Georgia could have been more successful if it was less busy destroying russian peasekeeping forces and shelling Tshinval and actually think about possible russian retaliation.
Yes. Roki Tunnel is the only lifeline linking S. Ossetia to Russia, nasty road through mountain pass being abandoned after Tunnel's completion in mid-1990s and largely impassable for vehicular traffic. What's more important, mountains are too high to be overflown by loaded helicopters and there's no landing strip in N. Ossetia suitable for heavy transport planes. Severing the tunnel would essentially destroy Russian ability to fight land war in the region and, as we know from Yugoslavian example, air power could only do so much against determined land force. Russians would have to conduct it's bombing campaign against backdrop of unbelievably hostile public opinion, which would have seizures over each real or invented Russian crime (if there ever be shortage of real ones, wich term "crime" interpreted as "each bomb falling on Georgia"). This environment would make sustained bombing campaign suicidal for Russian leadership and Russia would have to pull out.
On more general note, there're preciously few land links between Russia and Georgia (one more to be exact) which could sustain any logistical load worth talking about. So, if assault through Abkhaz territory or landing on Georgian shore is possible, land invasion is very tricky.
There would be much disappointment in Russia and further loss of prestige internationally (but probably less harsh reaction, maybe even "let's pretend that nothing happened").

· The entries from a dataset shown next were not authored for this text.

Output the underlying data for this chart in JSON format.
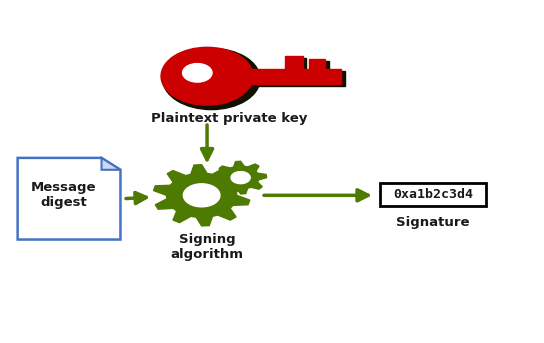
{
  "bg_color": "#ffffff",
  "key_color": "#cc0000",
  "key_shadow_color": "#111100",
  "arrow_color": "#4d7a00",
  "gear_color": "#4d7a00",
  "doc_border_color": "#4472c4",
  "sig_border_color": "#000000",
  "text_color": "#1a1a1a",
  "title_key": "Plaintext private key",
  "title_algo": "Signing\nalgorithm",
  "title_msg": "Message\ndigest",
  "title_sig": "Signature",
  "sig_code": "0xa1b2c3d4",
  "label_fontsize": 9.5,
  "sig_fontsize": 9.5,
  "fig_w": 5.44,
  "fig_h": 3.43,
  "dpi": 100
}
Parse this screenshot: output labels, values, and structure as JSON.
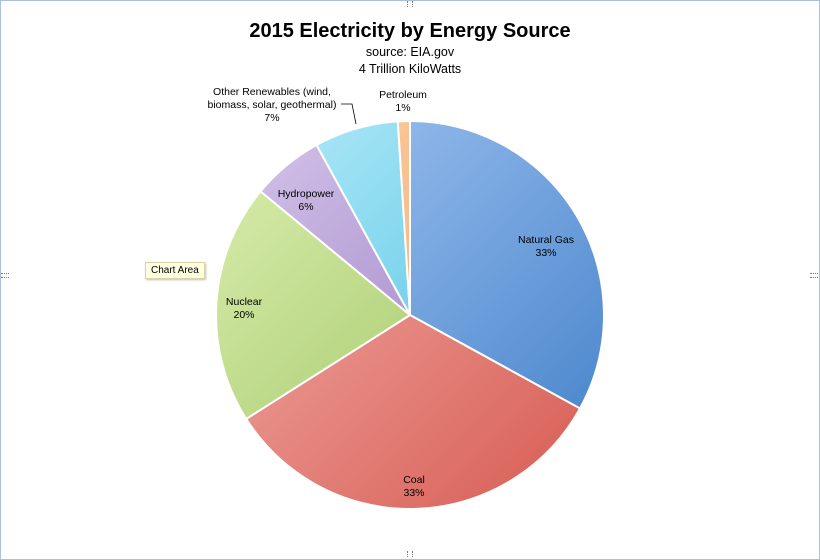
{
  "chart_data": {
    "type": "pie",
    "title": "2015 Electricity by Energy Source",
    "subtitle_lines": [
      "source: EIA.gov",
      "4 Trillion KiloWatts"
    ],
    "slices": [
      {
        "name": "Natural Gas",
        "value": 33,
        "label": "33%",
        "color_light": "#a8c8f4",
        "color_dark": "#3f7fc8",
        "label_lines": [
          "Natural Gas"
        ]
      },
      {
        "name": "Coal",
        "value": 33,
        "label": "33%",
        "color_light": "#f4b4b0",
        "color_dark": "#d65a50",
        "label_lines": [
          "Coal"
        ]
      },
      {
        "name": "Nuclear",
        "value": 20,
        "label": "20%",
        "color_light": "#dcefb0",
        "color_dark": "#93bd56",
        "label_lines": [
          "Nuclear"
        ]
      },
      {
        "name": "Hydropower",
        "value": 6,
        "label": "6%",
        "color_light": "#d8c8ec",
        "color_dark": "#8a6bb8",
        "label_lines": [
          "Hydropower"
        ]
      },
      {
        "name": "Other Renewables (wind, biomass, solar, geothermal)",
        "value": 7,
        "label": "7%",
        "color_light": "#b8ecfa",
        "color_dark": "#38b8dc",
        "label_lines": [
          "Other Renewables (wind,",
          "biomass, solar, geothermal)"
        ]
      },
      {
        "name": "Petroleum",
        "value": 1,
        "label": "1%",
        "color_light": "#fcd0a8",
        "color_dark": "#f0a060",
        "label_lines": [
          "Petroleum"
        ]
      }
    ],
    "start_angle_deg": 0,
    "direction": "clockwise",
    "legend": "none"
  },
  "tooltip": {
    "text": "Chart Area"
  }
}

Very likely. Attacking Russian peacekeepers and indiscriminate firing of Katyusha rockets at their protectees is not the stuff world media are willing to notice.
Georgia gets free hands in Abhasia too. Abhasia may lose any faith in Russian help and become willing to accept Georgian terms without fight (but again it may not).
I would not be betting on Abkhazia's losing heart here. It is very different case. S. Ossetia, with it's tiny population, crazy borders (those guys went to a great pain to exclude most of Georgian-populated villages from the territory they lay claim on) and underdeveloped infrastructure, can notsurvive without Russian protection. Abkhazia, on the flip side, won it's independence with nothing more than very limited arms supplies from Russia (Georgia inherited infinitely more equipment from the Soviet Army). They have defensible borders, rail and sea link to Russia, and mountains are much lower here, so war against them can not be won by a single brazen attack the way war against S. Ossetia can.
With the ongoing civilian traffic, Georgia could not risk collapsing that tunnel.
Collapsing the tunnel would be almost impossible without establishing control over it first, and, if you control it, why demolish? However, I don't think that fears over civilian deaths were very high among Georgian leadership, who started the war with Grad attack of sleeping civilian neighborhoods in the middle of the night.